Cliff Robertson, who portrayed John F. Kennedy in P.T. 109 and later won an Academy Award for his role as a mentally disabled man in Charly, died Saturday of natural causes, according to the Associated Press. He had turned 88 one day earlier.
The film, television, and theater veteran enjoyed a career that spanned more than five decades, making his big-screen debut in the 1955 romantic drama Picnic opposite William Holden and Kim Novak. He would appear in dozens of films, including The Girl Most Likely, Gidget, Sunday in New York, The Naked and The Dead, The Devil’s Brigade, Three Days of the Condor, and more recently, the Spider-Man movies as Uncle Ben Parker.

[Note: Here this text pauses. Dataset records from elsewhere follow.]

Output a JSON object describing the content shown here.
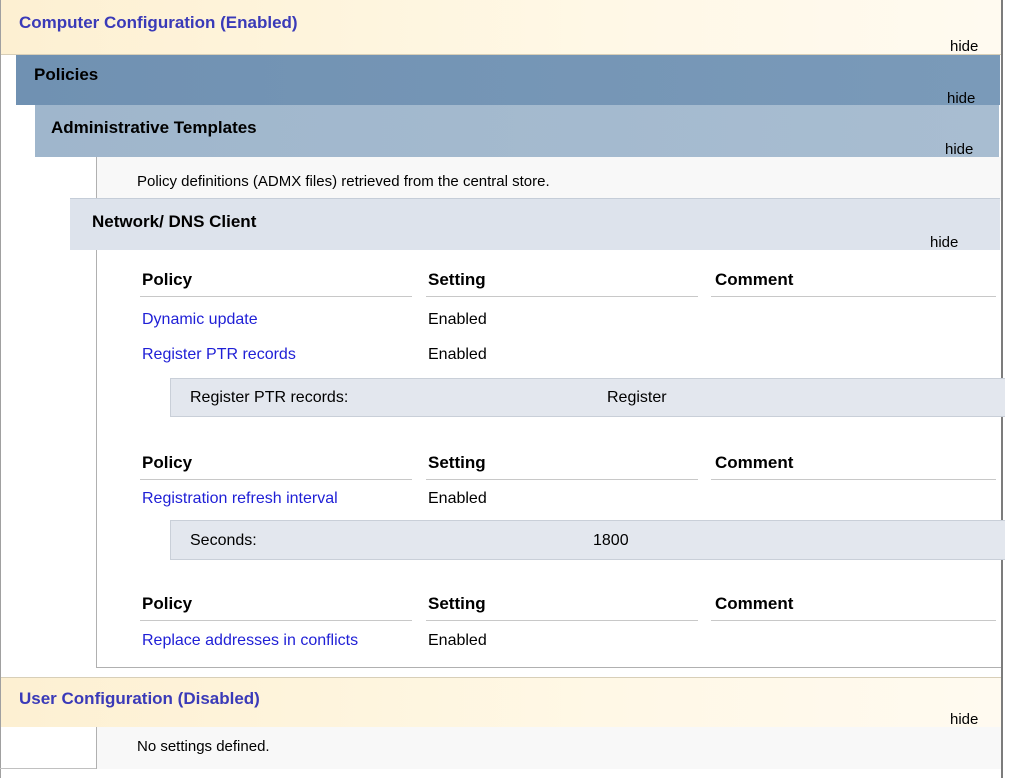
{
  "computer_config": {
    "title": "Computer Configuration (Enabled)",
    "hide": "hide"
  },
  "policies": {
    "title": "Policies",
    "hide": "hide"
  },
  "admin_templates": {
    "title": "Administrative Templates",
    "hide": "hide",
    "description": "Policy definitions (ADMX files) retrieved from the central store."
  },
  "dns_client": {
    "title": "Network/ DNS Client",
    "hide": "hide"
  },
  "table_headers": {
    "policy": "Policy",
    "setting": "Setting",
    "comment": "Comment"
  },
  "policy_groups": [
    {
      "rows": [
        {
          "policy": "Dynamic update",
          "setting": "Enabled",
          "comment": ""
        },
        {
          "policy": "Register PTR records",
          "setting": "Enabled",
          "comment": ""
        }
      ],
      "detail": {
        "label": "Register PTR records:",
        "value": "Register"
      }
    },
    {
      "rows": [
        {
          "policy": "Registration refresh interval",
          "setting": "Enabled",
          "comment": ""
        }
      ],
      "detail": {
        "label": "Seconds:",
        "value": "1800"
      }
    },
    {
      "rows": [
        {
          "policy": "Replace addresses in conflicts",
          "setting": "Enabled",
          "comment": ""
        }
      ]
    }
  ],
  "user_config": {
    "title": "User Configuration (Disabled)",
    "hide": "hide",
    "description": "No settings defined."
  },
  "colors": {
    "config_title": "#3a3ab8",
    "policy_link": "#1f1fd6",
    "policies_band": "#7091b2",
    "admin_band": "#9fb6cc",
    "dns_band": "#dde3ec",
    "detail_band": "#e3e7ee"
  }
}
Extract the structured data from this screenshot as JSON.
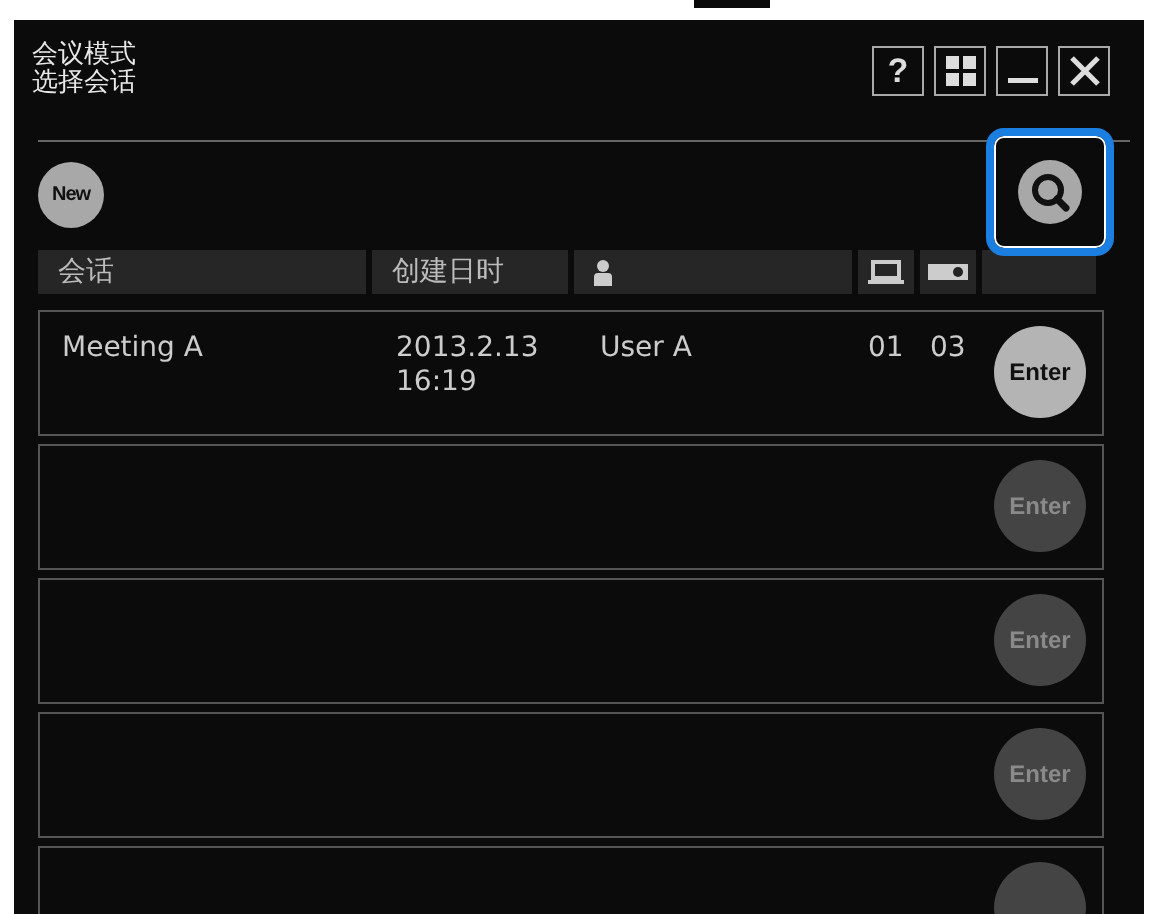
{
  "window": {
    "title_lines": [
      "会议模式",
      "选择会话"
    ]
  },
  "title_buttons": [
    {
      "kind": "help",
      "label": "?"
    },
    {
      "kind": "grid"
    },
    {
      "kind": "minimize"
    },
    {
      "kind": "close"
    }
  ],
  "toolbar": {
    "new_button": "New",
    "search_focused": true
  },
  "table": {
    "columns": [
      {
        "kind": "text",
        "label": "会话"
      },
      {
        "kind": "text",
        "label": "创建日时"
      },
      {
        "kind": "person"
      },
      {
        "kind": "laptop"
      },
      {
        "kind": "projector"
      },
      {
        "kind": "blank"
      }
    ],
    "rows": [
      {
        "session": "Meeting A",
        "created": [
          "2013.2.13",
          "16:19"
        ],
        "user": "User A",
        "pcs": "01",
        "projectors": "03",
        "enter": "Enter",
        "enabled": true
      },
      {
        "enter": "Enter",
        "enabled": false
      },
      {
        "enter": "Enter",
        "enabled": false
      },
      {
        "enter": "Enter",
        "enabled": false
      },
      {
        "enabled": false
      }
    ]
  }
}
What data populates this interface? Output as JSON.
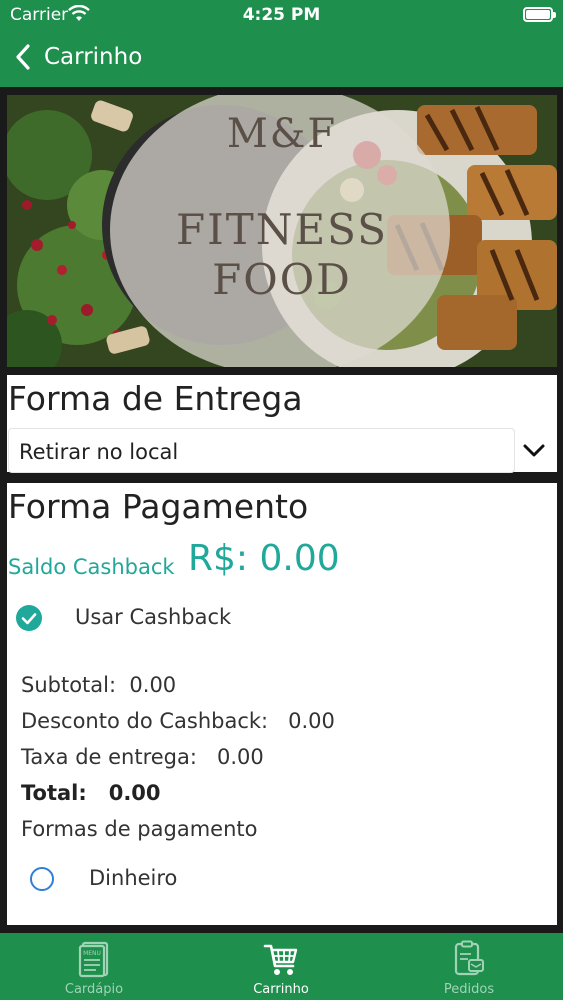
{
  "status_bar": {
    "carrier": "Carrier",
    "time": "4:25 PM"
  },
  "navbar": {
    "back_label": "Carrinho"
  },
  "banner": {
    "line1": "M&F",
    "line2": "FITNESS",
    "line3": "FOOD"
  },
  "delivery": {
    "title": "Forma de Entrega",
    "selected": "Retirar no local"
  },
  "payment": {
    "title": "Forma Pagamento",
    "cashback_label": "Saldo Cashback",
    "cashback_value": "R$: 0.00",
    "use_cashback": "Usar Cashback",
    "subtotal": "Subtotal:  0.00",
    "discount": "Desconto do Cashback:   0.00",
    "delivery_fee": "Taxa de entrega:   0.00",
    "total": "Total:   0.00",
    "methods_title": "Formas de pagamento",
    "method_cash": "Dinheiro"
  },
  "tabs": [
    {
      "label": "Cardápio",
      "icon": "menu-icon",
      "active": false
    },
    {
      "label": "Carrinho",
      "icon": "cart-icon",
      "active": true
    },
    {
      "label": "Pedidos",
      "icon": "orders-icon",
      "active": false
    }
  ],
  "colors": {
    "primary": "#1f8f4e",
    "accent": "#20a89a",
    "radio": "#2e7fd6"
  }
}
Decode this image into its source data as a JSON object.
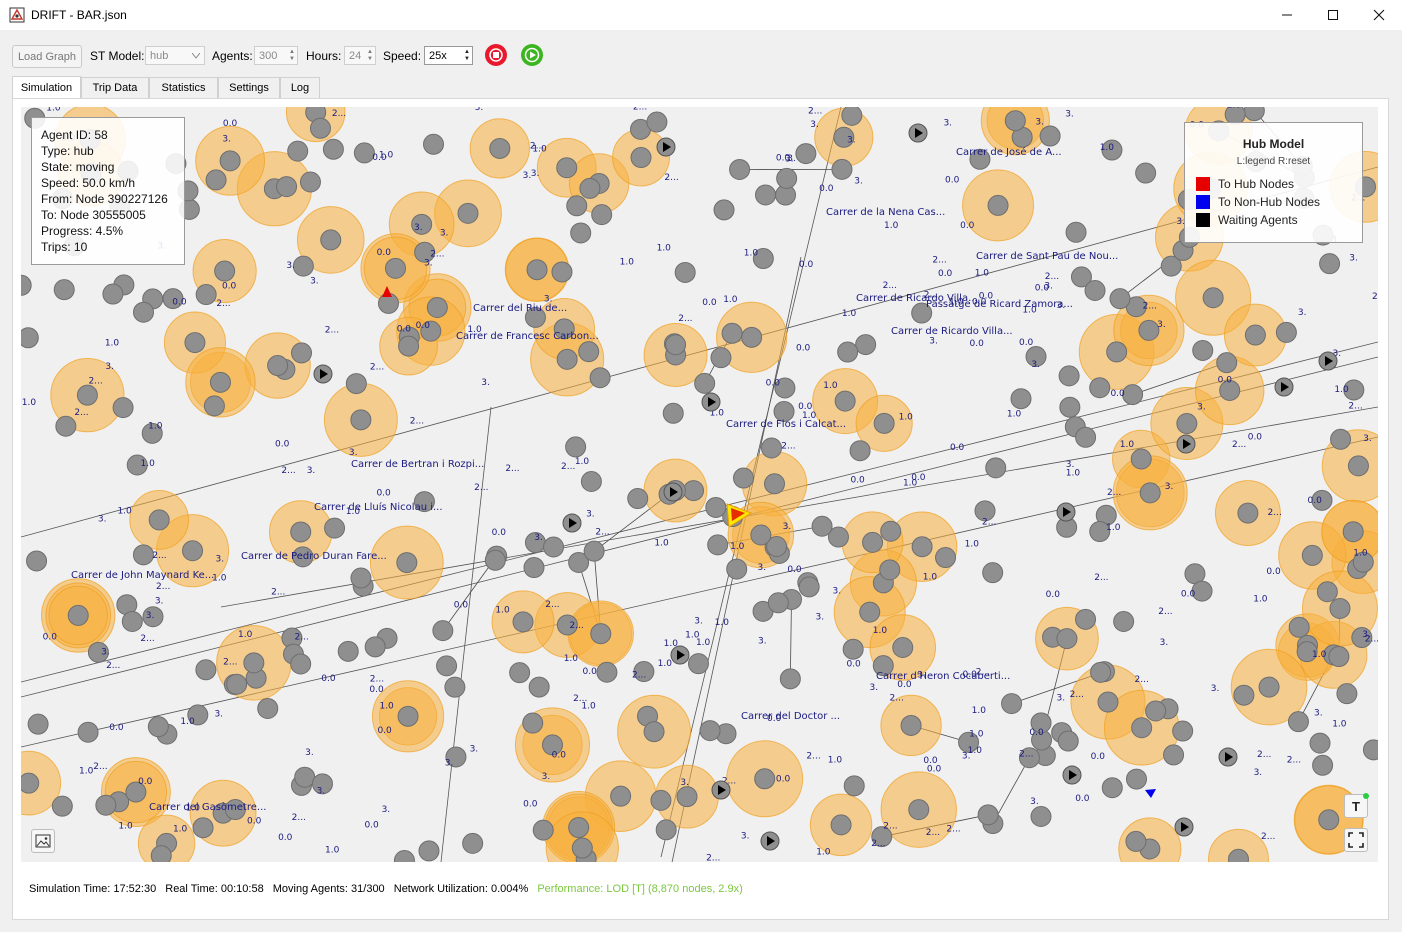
{
  "window": {
    "title": "DRIFT - BAR.json"
  },
  "toolbar": {
    "load_graph": "Load Graph",
    "st_model_label": "ST Model:",
    "st_model_value": "hub",
    "agents_label": "Agents:",
    "agents_value": "300",
    "hours_label": "Hours:",
    "hours_value": "24",
    "speed_label": "Speed:",
    "speed_value": "25x",
    "stop_color": "#e8192c",
    "play_color": "#3cb521"
  },
  "tabs": [
    "Simulation",
    "Trip Data",
    "Statistics",
    "Settings",
    "Log"
  ],
  "active_tab": "Simulation",
  "agent_info": {
    "id": "Agent ID: 58",
    "type": "Type: hub",
    "state": "State: moving",
    "speed": "Speed: 50.0 km/h",
    "from": "From: Node 390227126",
    "to": "To: Node 30555005",
    "progress": "Progress: 4.5%",
    "trips": "Trips: 10"
  },
  "legend": {
    "title": "Hub Model",
    "subtitle": "L:legend R:reset",
    "items": [
      {
        "label": "To Hub Nodes",
        "color": "#e60000"
      },
      {
        "label": "To Non-Hub Nodes",
        "color": "#0000ee"
      },
      {
        "label": "Waiting Agents",
        "color": "#000000"
      }
    ]
  },
  "map": {
    "street_labels": [
      "Carrer de John Maynard Ke...",
      "Carrer de Pedro Duran Fare...",
      "Carrer de Flos i Calcat...",
      "Carrer de Ricardo Villa...",
      "Passatge de Ricard Zamora...",
      "Carrer de la Nena Cas...",
      "Carrer del Doctor ...",
      "Carrer de Bertran i Rozpi...",
      "Carrer del Riu de...",
      "Carrer de Francesc Carbon...",
      "Carrer d'Heron Cocaberti...",
      "Carrer de José de A...",
      "Carrer de Sant Pau de Nou...",
      "Carrer de Lluís Nicolau i...",
      "Carrer de Ricardo Villa...",
      "Carrer del Gasòmetre..."
    ],
    "edge_labels": [
      "1.0",
      "0.0",
      "3.",
      "2..."
    ],
    "node_color": "#8f8f8f",
    "hub_color": "#f7b13e"
  },
  "status": {
    "sim_time": "Simulation Time: 17:52:30",
    "real_time": "Real Time: 00:10:58",
    "moving": "Moving Agents: 31/300",
    "util": "Network Utilization: 0.004%",
    "perf": "Performance: LOD [T] (8,870 nodes, 2.9x)"
  }
}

A popular leading man in the ’60s, he played a sitting President — John F. Kennedy — in the 1963 World War II-set drama P.T. 109, after Kennedy gave his casting approval. Five years later, he scored an Oscar for his touching portrayal of mentally challenged bakery employee Charlie Gordon in Charly, which was based on the novel Flowers for Algernon. Robertson — who won an Emmy in 1966 for his performance in an episode of Bob Hope Presents The Chrysler Theatre — also appeared in such TV series as The Twilight Zone, Batman, and Falcon Crest, and in commercials for AT&T. He earned attention as well for blowing the whistle on a film studio president who had victimized him in a check forgery scheme in 1977.